Another version involves several men walking into the bar together, often with related professions, such as a priest, a minister and a rabbi. In effect, this is a merger between the "bar joke" and trio jokes involving priests, ministers and rabbis (or Englishmen, Irishmen and Scotsmen) in other settings. This form has become so well known that it is the subject of at least one joke about the popularity of the joke itself: "A priest, a minister, and a rabbi walk into a bar.
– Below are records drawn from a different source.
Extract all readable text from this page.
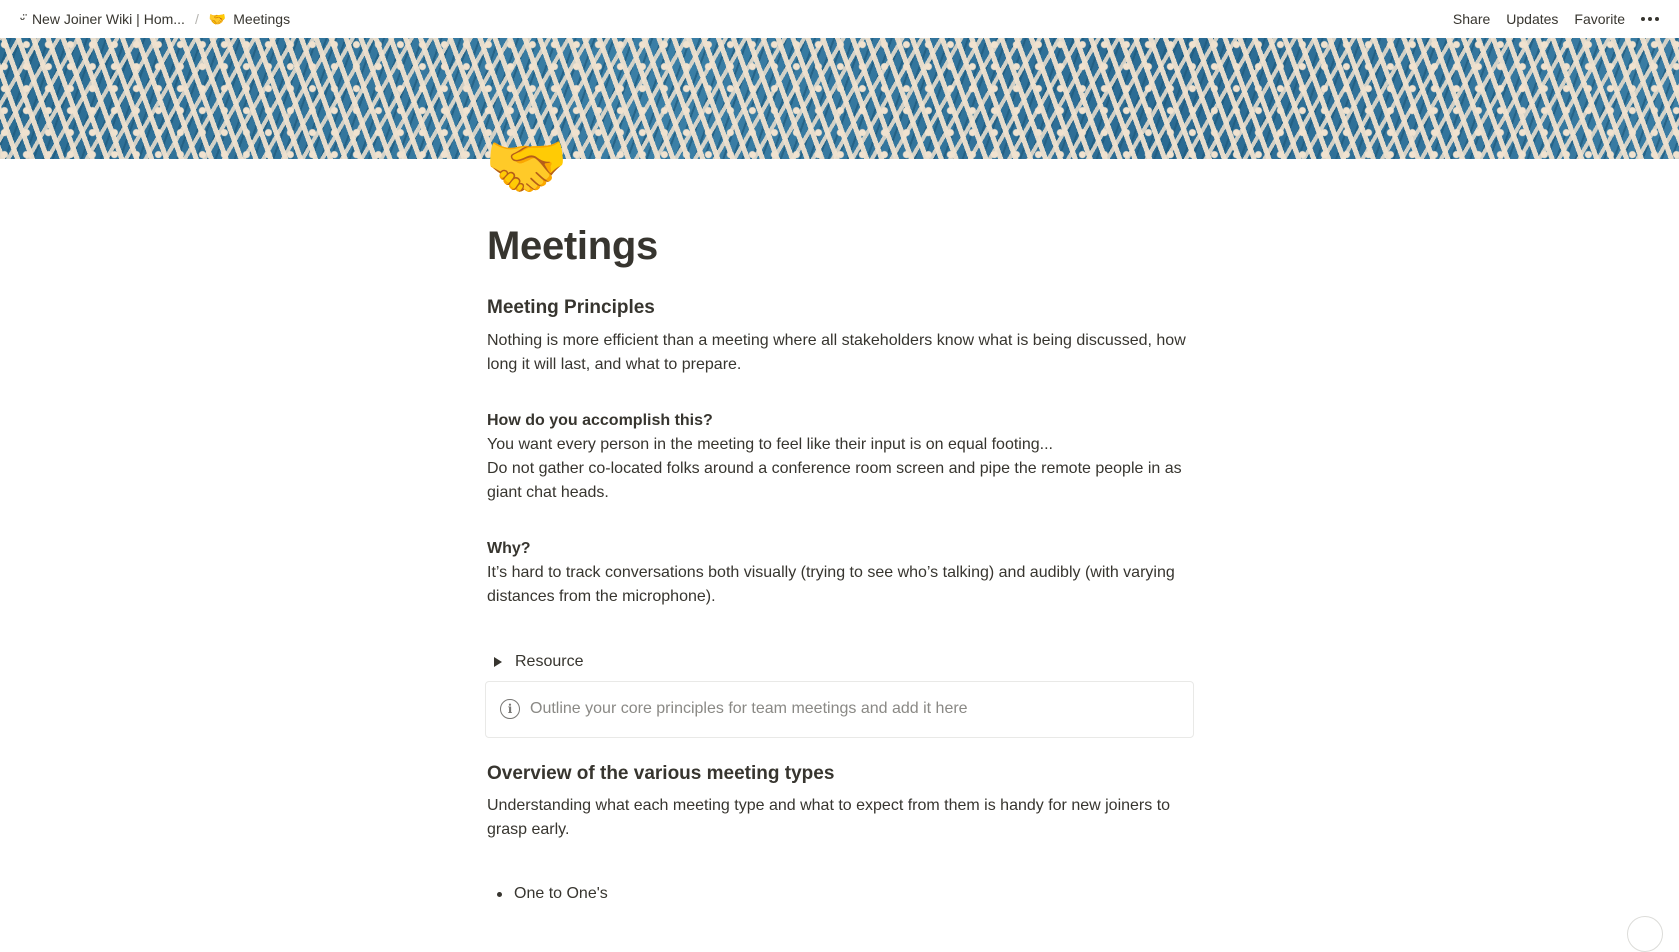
ᵕ̈ New Joiner Wiki | Hom... / 🤝 Meetings	Share	Updates	Favorite
🤝
Meetings
Meeting Principles

Nothing is more efficient than a meeting where all stakeholders know what is being discussed, how long it will last, and what to prepare.

How do you accomplish this?

You want every person in the meeting to feel like their input is on equal footing...

Do not gather co-located folks around a conference room screen and pipe the remote people in as giant chat heads.

Why?

It’s hard to track conversations both visually (trying to see who’s talking) and audibly (with varying distances from the microphone).

Resource
i	Outline your core principles for team meetings and add it here
Overview of the various meeting types

Understanding what each meeting type and what to expect from them is handy for new joiners to grasp early.

One to One's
The bartender looks at them and says, 'What is this, a joke?.

According to Scott McNeely in the Ultimate Book of Jokes, the first bar joke was published in 1952 in The New York Times.

== Variants ==
Variations on the bar joke include puns or wordplay (e.g., "A panda walks into a bar; it eats, shoots and leaves"), or inanimate objects (e.g. "a sandwich walks into a bar, orders a beer, and is told by the bartender, we don't serve food here").

A variant about a duck asking for grapes became the inspiration for viral hit "The Duck Song" by Bryant Oden.

A variant involves a literal interpretation of the joke's setup, wherein the punchline is that the person says "ouch" (i.e. they walked into a horizontal pole).